The CVSS 3.1 score of 5.3 (MEDIUM) reflects a network-accessible vulnerability (AV:N) with high attack complexity (AC:H), no privilege requirement (PR:N), but a requirement for user interaction (UI:R). The impact is confidentiality (C:H) only—sensitive data can be exposed—with no integrity or availability impact. The medium rating appropriately captures that while the vulnerability can leak sensitive information, it requires multiple preconditions: an attacker must first gain renderer process access, and the target must view a malicious page. This differs from a direct remote code execution or unauthenticated network attack.

Frequently asked questions

Does this vulnerability allow remote code execution?

No. This is a memory disclosure vulnerability, not RCE. An attacker can read sensitive data from Chrome's memory, but cannot execute arbitrary code directly via this flaw. However, disclosed information (such as pointer values) could potentially aid in constructing follow-up attacks.

Can this vulnerability be exploited without already compromising Chrome?

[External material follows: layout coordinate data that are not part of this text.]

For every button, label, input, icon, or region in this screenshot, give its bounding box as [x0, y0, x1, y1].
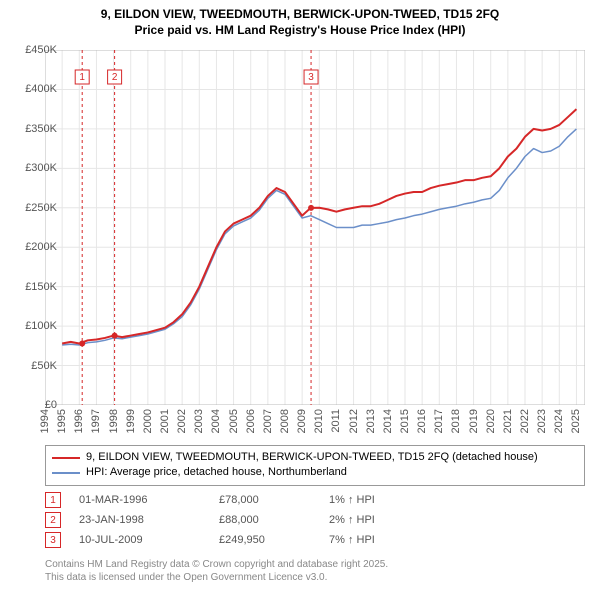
sale-pct: 7% ↑ HPI	[329, 534, 449, 546]
y-tick-label: £200K	[17, 241, 57, 253]
plot-area: 1 2 3	[45, 50, 585, 405]
x-tick-label: 2018	[450, 409, 462, 433]
legend-row: HPI: Average price, detached house, Nort…	[52, 465, 578, 480]
chart-title: 9, EILDON VIEW, TWEEDMOUTH, BERWICK-UPON…	[0, 0, 600, 38]
x-tick-label: 2009	[296, 409, 308, 433]
sale-marker-box: 3	[45, 532, 61, 548]
x-tick-label: 1996	[73, 409, 85, 433]
x-tick-label: 2020	[485, 409, 497, 433]
sale-date: 01-MAR-1996	[79, 494, 219, 506]
sales-row: 2 23-JAN-1998£88,0002% ↑ HPI	[45, 510, 449, 530]
title-line-2: Price paid vs. HM Land Registry's House …	[135, 23, 466, 37]
x-tick-label: 2010	[313, 409, 325, 433]
x-tick-label: 1997	[90, 409, 102, 433]
svg-text:2: 2	[112, 72, 118, 83]
x-tick-label: 1994	[39, 409, 51, 433]
x-tick-label: 2006	[245, 409, 257, 433]
x-tick-label: 2004	[210, 409, 222, 433]
y-tick-label: £150K	[17, 281, 57, 293]
legend: 9, EILDON VIEW, TWEEDMOUTH, BERWICK-UPON…	[45, 445, 585, 486]
legend-row: 9, EILDON VIEW, TWEEDMOUTH, BERWICK-UPON…	[52, 450, 578, 465]
x-tick-label: 1999	[125, 409, 137, 433]
y-tick-label: £50K	[17, 360, 57, 372]
legend-swatch	[52, 472, 80, 474]
sale-marker-box: 2	[45, 512, 61, 528]
y-tick-label: £100K	[17, 320, 57, 332]
x-tick-label: 2007	[262, 409, 274, 433]
x-tick-label: 2016	[416, 409, 428, 433]
y-tick-label: £250K	[17, 202, 57, 214]
x-tick-label: 1995	[56, 409, 68, 433]
legend-label: 9, EILDON VIEW, TWEEDMOUTH, BERWICK-UPON…	[86, 450, 538, 465]
svg-text:1: 1	[79, 72, 85, 83]
sale-date: 23-JAN-1998	[79, 514, 219, 526]
title-line-1: 9, EILDON VIEW, TWEEDMOUTH, BERWICK-UPON…	[101, 7, 499, 21]
sale-pct: 2% ↑ HPI	[329, 514, 449, 526]
x-tick-label: 2021	[502, 409, 514, 433]
footer-line-2: This data is licensed under the Open Gov…	[45, 572, 327, 583]
sale-pct: 1% ↑ HPI	[329, 494, 449, 506]
x-tick-label: 2025	[570, 409, 582, 433]
sale-price: £88,000	[219, 514, 329, 526]
x-tick-label: 2011	[330, 409, 342, 433]
x-tick-label: 2013	[365, 409, 377, 433]
svg-text:3: 3	[308, 72, 314, 83]
legend-label: HPI: Average price, detached house, Nort…	[86, 465, 347, 480]
sale-date: 10-JUL-2009	[79, 534, 219, 546]
x-tick-label: 2015	[399, 409, 411, 433]
x-tick-label: 2024	[553, 409, 565, 433]
x-tick-label: 1998	[108, 409, 120, 433]
sale-marker-box: 1	[45, 492, 61, 508]
y-tick-label: £0	[17, 399, 57, 411]
sale-price: £78,000	[219, 494, 329, 506]
sales-table: 1 01-MAR-1996£78,0001% ↑ HPI 2 23-JAN-1998£…	[45, 490, 449, 550]
x-tick-label: 2000	[142, 409, 154, 433]
y-tick-label: £450K	[17, 44, 57, 56]
x-tick-label: 2017	[433, 409, 445, 433]
sales-row: 1 01-MAR-1996£78,0001% ↑ HPI	[45, 490, 449, 510]
x-tick-label: 2022	[519, 409, 531, 433]
x-tick-label: 2012	[348, 409, 360, 433]
x-tick-label: 2008	[279, 409, 291, 433]
footer-line-1: Contains HM Land Registry data © Crown c…	[45, 559, 388, 570]
x-tick-label: 2014	[382, 409, 394, 433]
x-tick-label: 2002	[176, 409, 188, 433]
sales-row: 3 10-JUL-2009£249,9507% ↑ HPI	[45, 530, 449, 550]
y-tick-label: £300K	[17, 162, 57, 174]
x-tick-label: 2019	[468, 409, 480, 433]
plot-svg: 1 2 3	[45, 50, 585, 405]
x-tick-label: 2003	[193, 409, 205, 433]
x-tick-label: 2001	[159, 409, 171, 433]
chart-container: 9, EILDON VIEW, TWEEDMOUTH, BERWICK-UPON…	[0, 0, 600, 590]
y-tick-label: £350K	[17, 123, 57, 135]
legend-swatch	[52, 457, 80, 459]
footer-attribution: Contains HM Land Registry data © Crown c…	[45, 558, 388, 584]
x-tick-label: 2005	[228, 409, 240, 433]
y-tick-label: £400K	[17, 83, 57, 95]
x-tick-label: 2023	[536, 409, 548, 433]
sale-price: £249,950	[219, 534, 329, 546]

No. The vulnerability requires an attacker to have already compromised Chrome's renderer process through a separate attack. This is a secondary vulnerability in an attack chain, not a primary entry point. An attacker would need to first exploit another Chrome vulnerability or use malware to establish renderer-level access.

Are older versions of Chrome still vulnerable?

Yes. All versions of Chrome prior to 149.0.7827.103 contain the vulnerable libyuv code. If you are running an earlier version, you are at risk if your renderer process is compromised. Update immediately to eliminate this specific attack surface.

Does this affect Chromium-based browsers other than Chrome?

Possibly. Any Chromium-derived browser that bundles the vulnerable libyuv code may be affected. Check your browser vendor's security advisories and patch status independently. Edge, Opera, Brave, and other Chromium variants may have their own release cycles and patch timelines.

This analysis is based on vulnerability data current as of the publication and modification dates provided. Security landscapes evolve rapidly; always consult official vendor advisories for the most current patch versions, affected product lists, and remediation guidance. SEC.co does not claim to enumerate all potential attack scenarios or downstream risks. Organizations should conduct threat modeling specific to their environment and asset criticality. No part of this analysis constitutes legal, compliance, or formal risk assessment advice. Verify all patch versions and deployment procedures against your vendor's official documentation before deployment to production systems. Source: NVD (public-domain), retrieved 2026-07-15. Analysis generated by SEC.co (claude-haiku-4-5).